The Secret Tory Candidate: It’s one rule for Rishi’s mates and another for the rest of us

The Secret Tory Candidate
The Secret Tory Candidate

I was having an evening off on Wednesday – a brief moment of relaxation over a gin and tonic – when the news popped up on my phone that Craig Williams, one of the PM’s closest aides, had placed a £100 bet on a July election shortly before it was announced by Rishi.

It’s hard to overstate the extreme anger that a lot of us fighting for our seats are feeling about this. Many of us are already doing everything in our power to bite our tongues and not go public with our views about how this campaign is being run.

This feels like exactly the kind of self-serving, arrogant, entitled behaviour that has already been incredibly damaging to the Conservative brand in recent years. The handing of plum seats to favoured sons like Richard Holden, the party chairman, was also an example of this.

In the case of Williams, it is as though the captain – Rishi – and his lieutenants have just driven the ship into an iceberg and the main preoccupation of his lieutenants is grasping stuff for themselves rather than showing any regard for others.

Rather than thinking, “the election is going to be called in July, what bearing is that going to have on the future of my supposed friends and colleagues”, he’s thinking, “can I make a quick buck out of it?”

Craig wasn’t just any MP. He was one of the PM’s closest aides – his parliamentary private secretary – which also makes Rishi’s failure to take any action against him all the more unforgivable. If it had been me or another candidate, ie someone who wasn’t one of Rishi’s mates, then we’d have been suspended. No doubt about it.

I saw Craig Williams being interviewed on the BBC last night and he was trying to brush this off. You can’t brush this off.

I’m worried about what these types of incidents are doing for morale among the grassroots.

I’m already having to get by with about a quarter of the number of volunteers who helped us campaign locally in 2019. Even a lot of people who are willing to deliver leaflets aren’t prepared to knock on doors and canvass because they can see the polls and the national atmosphere. As it happens, people we’ve spoken to on the doorstep are a lot politer than you might think.

But the amount of time I’m having to spend cajoling traditional Conservative voters to vote for us on July 4 is worrying. Sometimes it’s 15-minute conversations trying to get them off Reform. My pitch is to make it really clear to them that this is a vote for me – not Rishi. Sadly, what used to just be indifference and apathy towards him seems to have hardened. He has become a drag.

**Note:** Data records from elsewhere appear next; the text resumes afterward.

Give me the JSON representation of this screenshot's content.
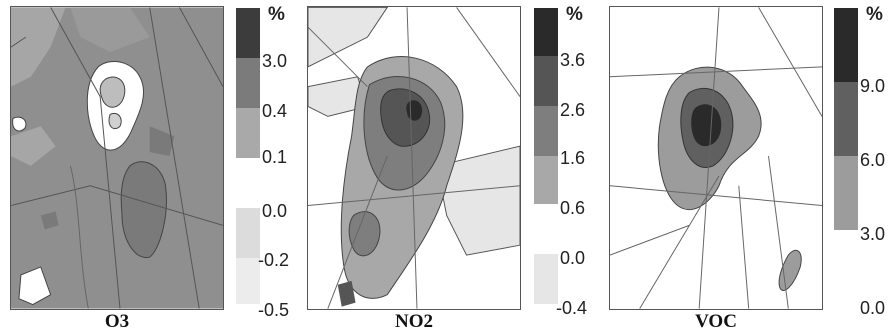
{
  "panels": [
    {
      "title": "O3",
      "unit": "%",
      "legend_ticks": [
        "3.0",
        "0.4",
        "0.1",
        "0.0",
        "-0.2",
        "-0.5"
      ],
      "legend_colors": [
        "#3c3c3c",
        "#7b7b7b",
        "#a9a9a9",
        "#ffffff",
        "#dcdcdc",
        "#ececec"
      ]
    },
    {
      "title": "NO2",
      "unit": "%",
      "legend_ticks": [
        "3.6",
        "2.6",
        "1.6",
        "0.6",
        "0.0",
        "-0.4"
      ],
      "legend_colors": [
        "#2a2a2a",
        "#555555",
        "#7e7e7e",
        "#a8a8a8",
        "#ffffff",
        "#e6e6e6"
      ]
    },
    {
      "title": "VOC",
      "unit": "%",
      "legend_ticks": [
        "9.0",
        "6.0",
        "3.0",
        "0.0"
      ],
      "legend_colors": [
        "#2a2a2a",
        "#606060",
        "#9c9c9c",
        "#ffffff"
      ]
    }
  ]
}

One couple I canvassed yesterday were pretty typical of older, skilled working-class voters in my constituency. They were previously Conservative voters but think Rishi is out of touch and doesn’t get the lives of ordinary people. They felt it was time to change and they wanted a Labour government. They quite like Keir Starmer.

In this case, they’d decided that a Labour government would get voted in regardless of what happens here, so they decided to vote for me because they like me locally and don’t think there’s any risk that they’ll help to elect us as a government nationally.

A lot of us are in utter despair now, particularly after the publication of an underwhelming manifesto. The risk of a super-majority Labour Party is grave but we’re walking into the abyss.

Tellingly, the Conservative MPs’ Whatsapp group is eerily quiet – hardly anyone is messaging in it. Yesterday Damian Green put a message out about canvassing. But no one replied.

There was just tumbleweed.

But that is hardly surprising. It feels like we’re being destroyed by poor political leadership and the behaviour of those around Rishi.